Over the weekend, Sen. Bob Corker (R-TN) unleashed hell on President Trump in an interview with the New York Times, who we’re certain was absolutely giddy about the prospect of publishing intra-party Republican warfare.
Corker recently announced his decision not to run for re-election to the U.S. Senate.
Which means he’s now unencumbered by the threat of a primary race for letting loose on his true opinions.
Among his many barbs were a characterization of a White House in disarray, held together only by sheer force of personality by John Kelly and Gen. Mattis.

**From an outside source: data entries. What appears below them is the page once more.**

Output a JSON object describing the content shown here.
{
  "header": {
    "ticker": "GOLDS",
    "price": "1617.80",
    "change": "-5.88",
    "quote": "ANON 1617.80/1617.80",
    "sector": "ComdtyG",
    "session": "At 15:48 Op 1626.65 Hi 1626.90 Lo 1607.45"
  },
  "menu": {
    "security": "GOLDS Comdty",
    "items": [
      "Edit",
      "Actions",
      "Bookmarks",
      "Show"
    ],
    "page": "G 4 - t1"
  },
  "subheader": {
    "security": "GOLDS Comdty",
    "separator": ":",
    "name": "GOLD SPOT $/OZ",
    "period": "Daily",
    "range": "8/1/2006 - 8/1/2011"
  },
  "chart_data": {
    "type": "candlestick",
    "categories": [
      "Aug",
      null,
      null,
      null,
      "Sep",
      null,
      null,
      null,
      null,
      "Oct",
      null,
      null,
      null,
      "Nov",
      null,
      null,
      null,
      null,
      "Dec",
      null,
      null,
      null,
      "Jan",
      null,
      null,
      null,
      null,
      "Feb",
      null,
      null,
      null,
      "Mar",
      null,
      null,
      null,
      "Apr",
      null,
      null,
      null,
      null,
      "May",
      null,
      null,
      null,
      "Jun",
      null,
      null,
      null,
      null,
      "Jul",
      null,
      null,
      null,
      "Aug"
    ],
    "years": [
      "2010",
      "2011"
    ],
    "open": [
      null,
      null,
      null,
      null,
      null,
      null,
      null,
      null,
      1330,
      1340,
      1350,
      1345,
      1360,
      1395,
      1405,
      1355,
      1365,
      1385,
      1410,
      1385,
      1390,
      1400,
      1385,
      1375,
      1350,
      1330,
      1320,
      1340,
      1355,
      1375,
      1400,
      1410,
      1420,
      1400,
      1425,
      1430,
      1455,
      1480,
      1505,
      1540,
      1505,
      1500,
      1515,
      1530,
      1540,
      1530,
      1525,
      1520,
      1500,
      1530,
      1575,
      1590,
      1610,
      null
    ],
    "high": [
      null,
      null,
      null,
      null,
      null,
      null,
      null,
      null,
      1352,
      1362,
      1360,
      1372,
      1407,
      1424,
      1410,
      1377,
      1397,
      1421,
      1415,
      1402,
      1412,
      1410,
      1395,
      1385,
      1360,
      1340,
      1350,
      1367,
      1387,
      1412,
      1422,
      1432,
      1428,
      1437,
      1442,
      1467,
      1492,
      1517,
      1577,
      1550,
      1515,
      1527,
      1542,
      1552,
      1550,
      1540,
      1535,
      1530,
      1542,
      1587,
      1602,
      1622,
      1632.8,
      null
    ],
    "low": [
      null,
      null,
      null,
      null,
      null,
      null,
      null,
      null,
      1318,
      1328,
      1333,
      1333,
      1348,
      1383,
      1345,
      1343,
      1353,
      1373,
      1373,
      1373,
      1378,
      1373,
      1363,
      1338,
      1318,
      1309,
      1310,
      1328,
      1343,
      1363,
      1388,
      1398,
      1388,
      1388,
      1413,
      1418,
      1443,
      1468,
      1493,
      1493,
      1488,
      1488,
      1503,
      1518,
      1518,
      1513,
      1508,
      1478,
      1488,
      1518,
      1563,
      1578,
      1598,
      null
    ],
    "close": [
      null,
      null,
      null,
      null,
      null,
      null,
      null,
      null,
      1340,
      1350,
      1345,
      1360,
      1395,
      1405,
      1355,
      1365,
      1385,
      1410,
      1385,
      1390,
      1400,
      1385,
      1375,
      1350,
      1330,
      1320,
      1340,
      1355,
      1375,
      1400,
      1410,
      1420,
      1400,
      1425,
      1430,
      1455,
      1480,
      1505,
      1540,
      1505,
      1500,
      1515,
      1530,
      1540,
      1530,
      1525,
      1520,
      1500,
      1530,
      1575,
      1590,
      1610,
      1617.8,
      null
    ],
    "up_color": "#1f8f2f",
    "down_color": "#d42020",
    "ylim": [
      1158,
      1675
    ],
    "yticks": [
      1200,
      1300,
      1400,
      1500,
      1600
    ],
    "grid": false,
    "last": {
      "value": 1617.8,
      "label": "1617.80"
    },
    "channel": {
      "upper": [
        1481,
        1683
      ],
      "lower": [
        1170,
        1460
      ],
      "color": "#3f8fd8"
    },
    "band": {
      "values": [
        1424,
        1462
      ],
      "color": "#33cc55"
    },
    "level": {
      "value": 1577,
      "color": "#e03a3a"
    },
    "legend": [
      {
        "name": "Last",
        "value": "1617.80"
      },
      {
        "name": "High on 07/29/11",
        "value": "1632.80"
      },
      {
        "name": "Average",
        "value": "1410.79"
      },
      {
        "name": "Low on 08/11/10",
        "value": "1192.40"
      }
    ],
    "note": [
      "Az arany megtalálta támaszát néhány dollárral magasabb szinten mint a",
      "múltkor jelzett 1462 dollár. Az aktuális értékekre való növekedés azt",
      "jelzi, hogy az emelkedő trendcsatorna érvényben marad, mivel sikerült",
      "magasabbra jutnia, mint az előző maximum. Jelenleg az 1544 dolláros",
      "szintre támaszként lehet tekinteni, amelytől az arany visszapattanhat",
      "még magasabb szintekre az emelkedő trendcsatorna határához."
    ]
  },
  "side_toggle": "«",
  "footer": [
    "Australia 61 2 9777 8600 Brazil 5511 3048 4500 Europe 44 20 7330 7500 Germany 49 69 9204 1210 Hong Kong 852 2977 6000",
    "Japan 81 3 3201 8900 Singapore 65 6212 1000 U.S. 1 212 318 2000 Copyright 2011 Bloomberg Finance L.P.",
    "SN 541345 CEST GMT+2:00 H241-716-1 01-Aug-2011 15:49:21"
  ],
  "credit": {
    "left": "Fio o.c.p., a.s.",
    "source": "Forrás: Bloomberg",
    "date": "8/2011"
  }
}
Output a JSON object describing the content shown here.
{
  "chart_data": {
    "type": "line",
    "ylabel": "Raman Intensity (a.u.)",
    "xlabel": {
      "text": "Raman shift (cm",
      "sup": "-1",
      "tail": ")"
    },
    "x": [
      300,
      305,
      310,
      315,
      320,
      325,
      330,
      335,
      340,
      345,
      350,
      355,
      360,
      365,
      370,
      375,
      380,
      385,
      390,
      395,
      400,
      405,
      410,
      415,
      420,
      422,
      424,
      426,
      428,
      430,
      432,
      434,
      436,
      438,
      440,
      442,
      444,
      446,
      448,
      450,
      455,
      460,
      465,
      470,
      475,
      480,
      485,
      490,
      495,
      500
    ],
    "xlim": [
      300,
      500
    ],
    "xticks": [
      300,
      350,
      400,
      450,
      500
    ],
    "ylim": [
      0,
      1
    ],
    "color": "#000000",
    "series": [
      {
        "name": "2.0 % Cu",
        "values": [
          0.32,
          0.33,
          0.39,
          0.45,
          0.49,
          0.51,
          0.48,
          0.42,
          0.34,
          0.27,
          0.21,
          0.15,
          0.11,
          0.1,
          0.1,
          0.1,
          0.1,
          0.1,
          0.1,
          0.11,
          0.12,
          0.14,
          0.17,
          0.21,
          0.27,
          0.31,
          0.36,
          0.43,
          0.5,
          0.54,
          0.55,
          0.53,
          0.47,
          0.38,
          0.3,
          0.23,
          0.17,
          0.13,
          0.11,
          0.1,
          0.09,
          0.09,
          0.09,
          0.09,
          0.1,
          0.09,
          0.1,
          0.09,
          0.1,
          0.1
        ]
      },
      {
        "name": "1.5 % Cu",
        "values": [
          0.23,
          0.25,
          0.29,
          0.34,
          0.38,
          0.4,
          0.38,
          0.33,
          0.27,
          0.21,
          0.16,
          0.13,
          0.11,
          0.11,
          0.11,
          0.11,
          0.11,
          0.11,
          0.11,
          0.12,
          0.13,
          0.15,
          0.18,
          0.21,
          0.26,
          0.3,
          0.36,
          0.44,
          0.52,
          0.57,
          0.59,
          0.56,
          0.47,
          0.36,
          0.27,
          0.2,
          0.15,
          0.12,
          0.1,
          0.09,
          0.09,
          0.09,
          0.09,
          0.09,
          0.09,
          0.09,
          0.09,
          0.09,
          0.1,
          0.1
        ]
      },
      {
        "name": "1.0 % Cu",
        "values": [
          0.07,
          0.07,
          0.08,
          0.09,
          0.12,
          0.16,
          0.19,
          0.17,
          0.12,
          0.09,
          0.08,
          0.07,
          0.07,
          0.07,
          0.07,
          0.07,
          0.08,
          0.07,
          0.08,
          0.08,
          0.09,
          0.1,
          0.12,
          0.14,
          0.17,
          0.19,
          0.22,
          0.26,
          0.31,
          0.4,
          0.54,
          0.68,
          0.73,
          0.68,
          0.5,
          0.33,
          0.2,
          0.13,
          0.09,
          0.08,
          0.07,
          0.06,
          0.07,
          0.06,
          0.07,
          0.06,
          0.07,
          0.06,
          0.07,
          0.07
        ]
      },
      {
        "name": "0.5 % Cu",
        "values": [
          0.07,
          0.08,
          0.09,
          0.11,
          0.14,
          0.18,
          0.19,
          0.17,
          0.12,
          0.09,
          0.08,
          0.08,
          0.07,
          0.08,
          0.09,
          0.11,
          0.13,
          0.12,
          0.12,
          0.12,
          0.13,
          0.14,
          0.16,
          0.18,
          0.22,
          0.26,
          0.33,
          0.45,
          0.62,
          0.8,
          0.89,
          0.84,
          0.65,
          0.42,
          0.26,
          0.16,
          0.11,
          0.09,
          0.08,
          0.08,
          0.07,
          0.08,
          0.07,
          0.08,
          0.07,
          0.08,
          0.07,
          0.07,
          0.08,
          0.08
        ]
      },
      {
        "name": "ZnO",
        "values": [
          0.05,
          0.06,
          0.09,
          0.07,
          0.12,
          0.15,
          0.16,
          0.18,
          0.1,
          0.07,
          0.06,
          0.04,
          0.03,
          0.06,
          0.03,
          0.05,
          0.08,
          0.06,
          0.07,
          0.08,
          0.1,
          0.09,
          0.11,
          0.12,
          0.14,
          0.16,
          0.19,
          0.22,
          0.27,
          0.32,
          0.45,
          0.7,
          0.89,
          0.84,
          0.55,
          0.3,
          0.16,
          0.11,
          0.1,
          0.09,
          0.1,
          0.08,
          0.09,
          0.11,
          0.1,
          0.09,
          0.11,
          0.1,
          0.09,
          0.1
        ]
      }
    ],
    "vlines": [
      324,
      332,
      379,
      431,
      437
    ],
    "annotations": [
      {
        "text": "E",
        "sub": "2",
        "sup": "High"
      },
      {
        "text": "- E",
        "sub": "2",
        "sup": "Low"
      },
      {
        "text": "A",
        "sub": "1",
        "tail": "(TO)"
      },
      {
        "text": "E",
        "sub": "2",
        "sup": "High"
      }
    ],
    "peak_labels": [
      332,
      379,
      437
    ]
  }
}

The cherry on top was Corker’s tweet which went thusly, “It’s a shame the White House has become an adult day care center. Someone obviously missed their shift this morning.”
Please, Sen. Corker, tell us how you really feel.
Here’s more from Redstate…
Earlier today, we reported on the manner in which Bob Corker had responded to a Trump Twitter Tirade this morning: by suggesting that Trump’s White House was like an adult day care. But it turns out the Corkmeister was just warming up for the real insults, which dropped this evening in an interview with the New York Times:
Senator Bob Corker, the Republican chairman of the Senate Foreign Relations Committee, charged in an interview on Sunday that President Trump was treating his office like “a reality show,” with reckless threats toward other countries that could set the nation “on the path to World War III.”
In an extraordinary rebuke of a president of his own party, Mr. Corker said he was alarmed about a president who acts “like he’s doing ‘The Apprentice’ or something.”
“He concerns me,” Mr. Corker added. “He would have to concern anyone who cares about our nation.”
As for the Twitter battle this morning — in which Trump claimed that Corker had unsuccessfully sought Trump’s endorsement — Corker flatly called Trump a liar:
As for the tweets that set off the feud on Sunday morning, Mr. Corker expressed a measure of powerlessness.
“I don’t know why the president tweets out things that are not true,” he said. “You know he does it, everyone knows he does it, but he does.”
The senator recalled four conversations this year, a mix of in-person meetings and phone calls, in which he said the president had encouraged him to run for re-election. Mr. Trump, he said, repeatedly indicated he wanted to come to Tennessee for an early rally on Mr. Corker’s behalf and even telephoned him last Monday to try to get him to reconsider his decision to retire.